II
LADY PEEL
“... thou upon the statesman’s path hast cast
The quiet sunshine of domestic gladness.”
Julia Floyd, the third child and second daughter of General Sir John Floyd, Bart., K.B., was born in India, on 19th November 1795. Her father had a distinguished military career and came of a family of soldiers.—Documentary evidence points to a certain Thomas Floyd as an ancestor of the family who obtained a commission in the 1st Dragoon Guards in 1680. His son John became a captain in the same regiment and was present at the battle of Minden on 1st August 1759, and died on duty in Germany in the following September. He left two sons, John and Thomas, and two daughters, Elizabeth and Caroline. Thomas went into the Navy, and as a midshipman volunteered for the expedition to the North Pole in 1773 under the command of Captain Constantine Phipps. Horatio Nelson, also as a midshipman, took part in the expedition. Thomas Floyd kept a journal of his adventures in the Arctic regions.[13] He told his brother that “it was always his opinion that in favourable years—and at the proper season—it was very possible to approach much nearer the Pole than they did.” Thomas died in 1778.
LADY PEEL
After the painting by Lawrence
Of the daughters, Elizabeth never married, and Caroline became the wife of John Christopher Rideout of Banghurst House, Hants.
In accordance with the custom in the eighteenth century, John Floyd received his commission as Cornet in Elliott’s Light Horse in 1760, when he was only twelve years old. He had lost his father two years before. He saw active service that year, having his horse shot under him at the battle of Emsdorf, and was only saved from death at the hand of a French dragoon by the intervention of Captain (afterwards General) Ainslie.
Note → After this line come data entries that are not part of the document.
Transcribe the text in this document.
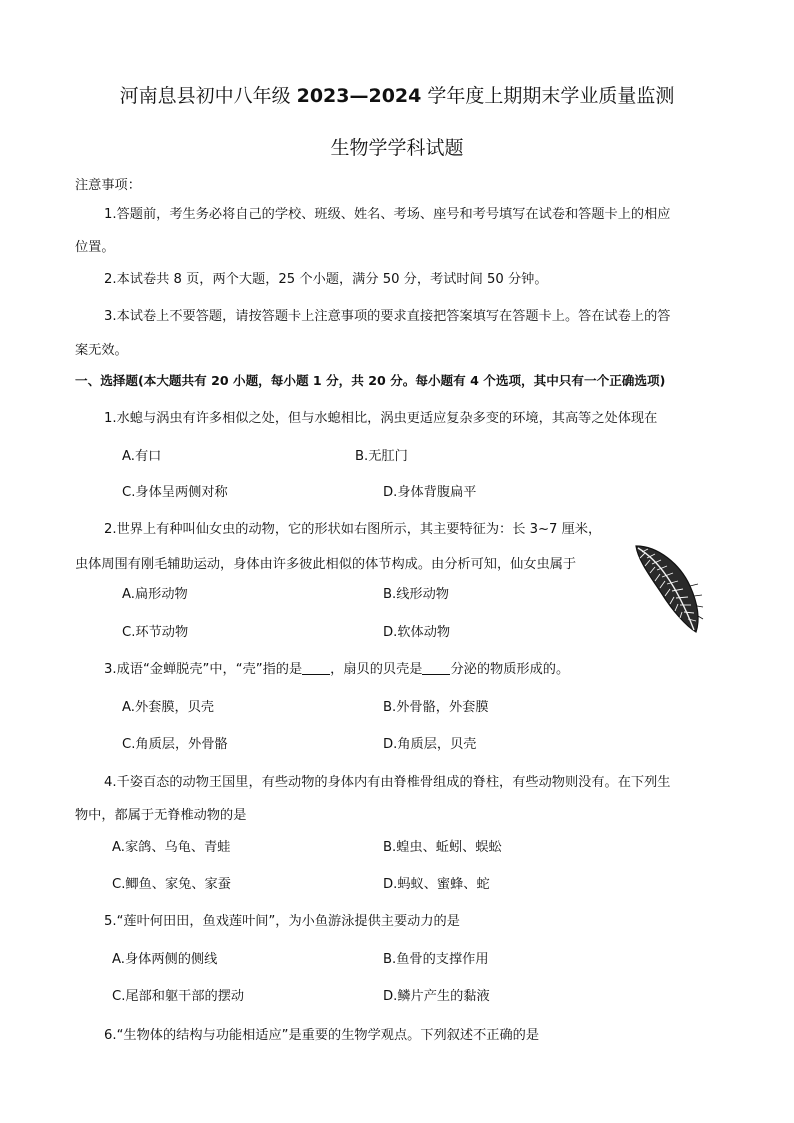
河南息县初中八年级 2023—2024 学年度上期期末学业质量监测
生物学学科试题
注意事项：
1.答题前，考生务必将自己的学校、班级、姓名、考场、座号和考号填写在试卷和答题卡上的相应
位置。
2.本试卷共 8 页，两个大题，25 个小题，满分 50 分，考试时间 50 分钟。
3.本试卷上不要答题，请按答题卡上注意事项的要求直接把答案填写在答题卡上。答在试卷上的答
案无效。
一、选择题(本大题共有 20 小题，每小题 1 分，共 20 分。每小题有 4 个选项，其中只有一个正确选项)
1.水螅与涡虫有许多相似之处，但与水螅相比，涡虫更适应复杂多变的环境，其高等之处体现在
A.有口	B.无肛门
C.身体呈两侧对称	D.身体背腹扁平
2.世界上有种叫仙女虫的动物，它的形状如右图所示，其主要特征为：长 3~7 厘米，
虫体周围有刚毛辅助运动，身体由许多彼此相似的体节构成。由分析可知，仙女虫属于
A.扁形动物	B.线形动物
C.环节动物	D.软体动物
3.成语“金蝉脱壳”中，“壳”指的是 ，扇贝的贝壳是 分泌的物质形成的。
A.外套膜，贝壳	B.外骨骼，外套膜
C.角质层，外骨骼	D.角质层，贝壳
4.千姿百态的动物王国里，有些动物的身体内有由脊椎骨组成的脊柱，有些动物则没有。在下列生
物中，都属于无脊椎动物的是
A.家鸽、乌龟、青蛙	B.蝗虫、蚯蚓、蜈蚣
C.鲫鱼、家兔、家蚕	D.蚂蚁、蜜蜂、蛇
5.“莲叶何田田，鱼戏莲叶间”，为小鱼游泳提供主要动力的是
A.身体两侧的侧线	B.鱼骨的支撑作用
C.尾部和躯干部的摆动	D.鳞片产生的黏液
6.“生物体的结构与功能相适应”是重要的生物学观点。下列叙述不正确的是
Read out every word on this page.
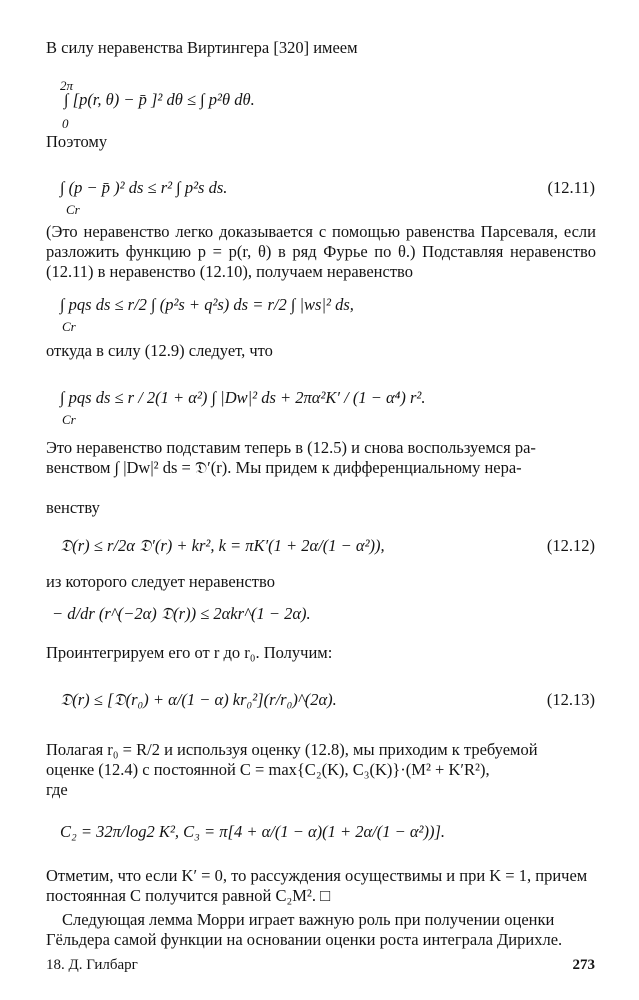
В силу неравенства Виртингера [320] имеем
2π
0
∫ [p(r, θ) − p̄ ]² dθ ≤ ∫ p²θ dθ.
Поэтому
∫ (p − p̄ )² ds ≤ r² ∫ p²s ds.
Cr
(12.11)
(Это неравенство легко доказывается с помощью равенства Парсеваля, если разложить функцию p = p(r, θ) в ряд Фурье по θ.) Подставляя неравенство (12.11) в неравенство (12.10), получаем неравенство
∫ pqs ds ≤ r/2 ∫ (p²s + q²s) ds = r/2 ∫ |ws|² ds,
Cr
откуда в силу (12.9) следует, что
∫ pqs ds ≤ r / 2(1 + α²) ∫ |Dw|² ds + 2πα²K′ / (1 − α⁴) r².
Cr
Это неравенство подставим теперь в (12.5) и снова воспользуемся ра-
венством ∫ |Dw|² ds = 𝔇′(r). Мы придем к дифференциальному нера-
венству
𝔇(r) ≤ r/2α 𝔇′(r) + kr², k = πK′(1 + 2α/(1 − α²)),	(12.12)
из которого следует неравенство
− d/dr (r^(−2α) 𝔇(r)) ≤ 2αkr^(1 − 2α).
Проинтегрируем его от r до r₀. Получим:
𝔇(r) ≤ [𝔇(r₀) + α/(1 − α) kr₀²](r/r₀)^(2α).	(12.13)
Полагая r₀ = R/2 и используя оценку (12.8), мы приходим к требуемой
оценке (12.4) с постоянной C = max{C₂(K), C₃(K)}·(M² + K′R²),
где
C₂ = 32π/log2 K², C₃ = π[4 + α/(1 − α)(1 + 2α/(1 − α²))].
Отметим, что если K′ = 0, то рассуждения осуществимы и при K = 1, причем
постоянная C получится равной C₂M². □
Следующая лемма Морри играет важную роль при получении оценки
Гёльдера самой функции на основании оценки роста интеграла Дирихле.
18. Д. Гилбарг	273
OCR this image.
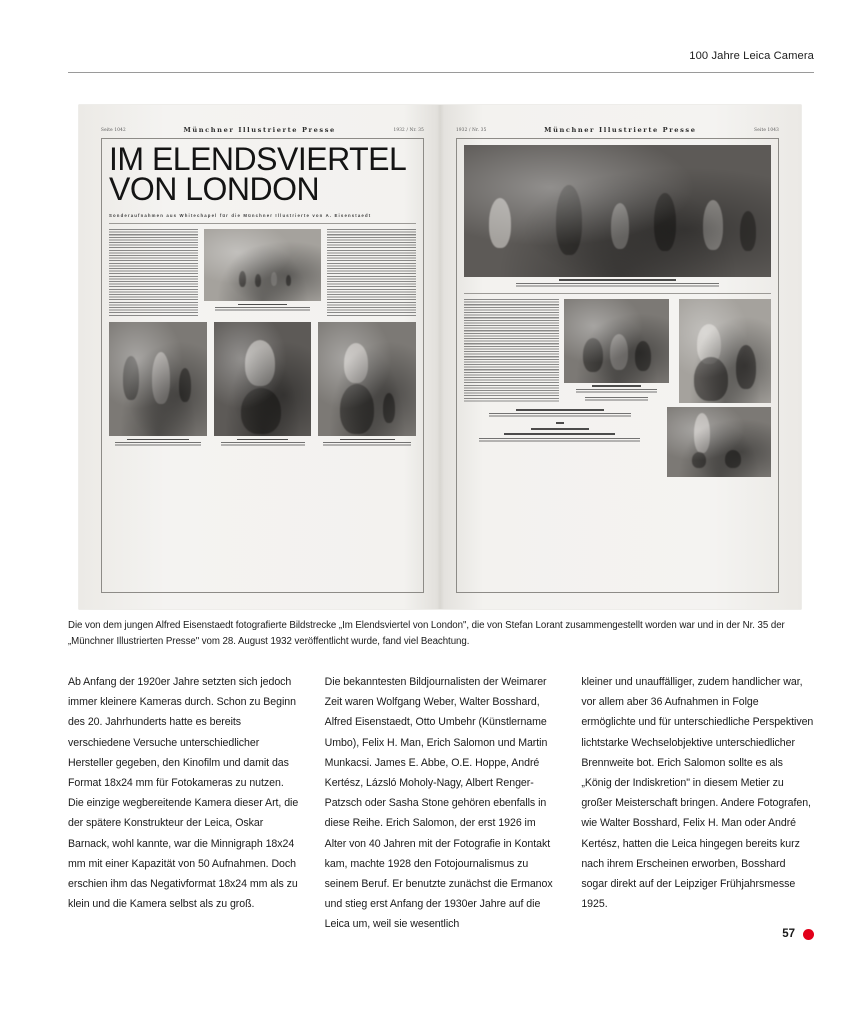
100 Jahre Leica Camera
Seite 1042	Münchner Illustrierte Presse	1932 / Nr. 35
IM ELENDSVIERTEL
VON LONDON
Sonderaufnahmen aus Whitechapel für die Münchner Illustrierte von A. Eisenstaedt
1932 / Nr. 35	Münchner Illustrierte Presse	Seite 1043
Die von dem jungen Alfred Eisenstaedt fotografierte Bildstrecke „Im Elendsviertel von London", die von Stefan Lorant zusammengestellt worden war und in der Nr. 35 der „Münchner Illustrierten Presse" vom 28. August 1932 veröffentlicht wurde, fand viel Beachtung.
Ab Anfang der 1920er Jahre setzten sich jedoch immer kleinere Kameras durch. Schon zu Beginn des 20. Jahrhunderts hatte es bereits verschiedene Versuche unterschiedlicher Hersteller gegeben, den Kinofilm und damit das Format 18x24 mm für Fotokameras zu nutzen. Die einzige wegbereitende Kamera dieser Art, die der spätere Konstrukteur der Leica, Oskar Barnack, wohl kannte, war die Minnigraph 18x24 mm mit einer Kapazität von 50 Aufnahmen. Doch erschien ihm das Negativformat 18x24 mm als zu klein und die Kamera selbst als zu groß.
Die bekanntesten Bildjournalisten der Weimarer Zeit waren Wolfgang Weber, Walter Bosshard, Alfred Eisenstaedt, Otto Umbehr (Künstlername Umbo), Felix H. Man, Erich Salomon und Martin Munkacsi. James E. Abbe, O.E. Hoppe, André Kertész, Lázsló Moholy-Nagy, Albert Renger-Patzsch oder Sasha Stone gehören ebenfalls in diese Reihe. Erich Salomon, der erst 1926 im Alter von 40 Jahren mit der Fotografie in Kontakt kam, machte 1928 den Fotojournalismus zu seinem Beruf. Er benutzte zunächst die Ermanox und stieg erst Anfang der 1930er Jahre auf die Leica um, weil sie wesentlich
kleiner und unauffälliger, zudem handlicher war, vor allem aber 36 Aufnahmen in Folge ermöglichte und für unterschiedliche Perspektiven lichtstarke Wechselobjektive unterschiedlicher Brennweite bot. Erich Salomon sollte es als „König der Indiskretion" in diesem Metier zu großer Meisterschaft bringen. Andere Fotografen, wie Walter Bosshard, Felix H. Man oder André Kertész, hatten die Leica hingegen bereits kurz nach ihrem Erscheinen erworben, Bosshard sogar direkt auf der Leipziger Frühjahrsmesse 1925.
57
The boy then had two years’ leave of absence and finished his education at Utrecht under Lord Pembroke’s care, who saw to it that he should also become proficient in horsemanship. He was gazetted Lieutenant in 1763 and Captain-Lieutenant in 1770. He made the grand tour of Europe, 1777–79, with Lord Herbert. In 1781 he was appointed Lieutenant-Colonel of the 23rd (afterwards the 19th) Light Dragoons, the “glorious old XIXth” of Indian history. In February 1782 the regiment sailed for India, arriving at Madras eight months later; Floyd wrote a long and most interesting letter describing the voyage to Lady Pembroke. Warren Hastings was Governor-General of India.